MeliBio expects to start its first deliveries at the end of this year.
Better Dairy has a similar strategy. The company's a little further behind in terms of commercialisation, but is confident that it will be able to produce at scale, and is looking to sell to restaurant chains.
"If you think of someone like Pizza Hut or McDonald's where you need a cheese that melts in a very specific way, it's very difficult to have a cheese that's meltable and actually vegan, and that doesn't turn into a pool of oil and starch when you cook it," says Mr Nagarajah.
One issue with commercialisation will be labelling - are these products really milk, eggs or honey? The companies are hopeful that the authorities will see it that way.
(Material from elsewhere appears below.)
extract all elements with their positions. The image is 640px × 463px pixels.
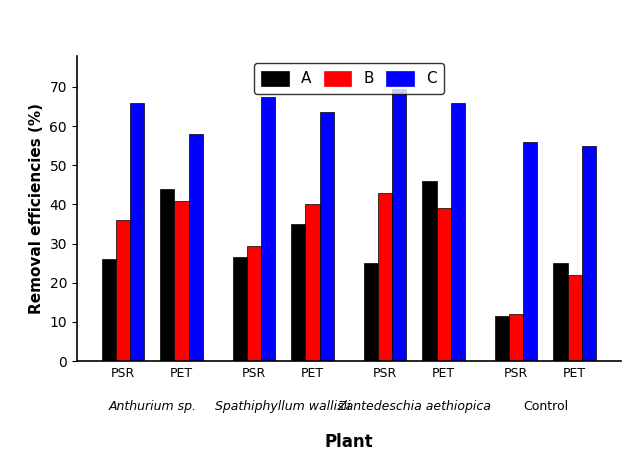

"It is molecularly identical, so it should be the same," says Mr Nagarajah. "But if we have to choose a different name, so be it."
One intriguing possibility of fermentation-based animal products is the chance to create products that are better than the real thing.
In the case of honey, for example, there's no reason why production couldn't be tailored to produce a perfect copy of manuka honey - claimed to have health benefits, external, and costing around 100 times as much as normal honey.
Similar opportunities exist with milk and cheese.
"By doing it this way, we wouldn't have to put lactose in our products. We'd replace that with another sugar that's easier for people to digest," says Mr Nagarajah.
"And there are other opportunities. We're starting off with cows' milk, but actually the same technique can be used for human milk and infant formula applications."
In the meantime, Mr Nagarajah gets to eat honey again - if only in small quantities for now.
"I tasted the 23rd prototype two days ago," he says.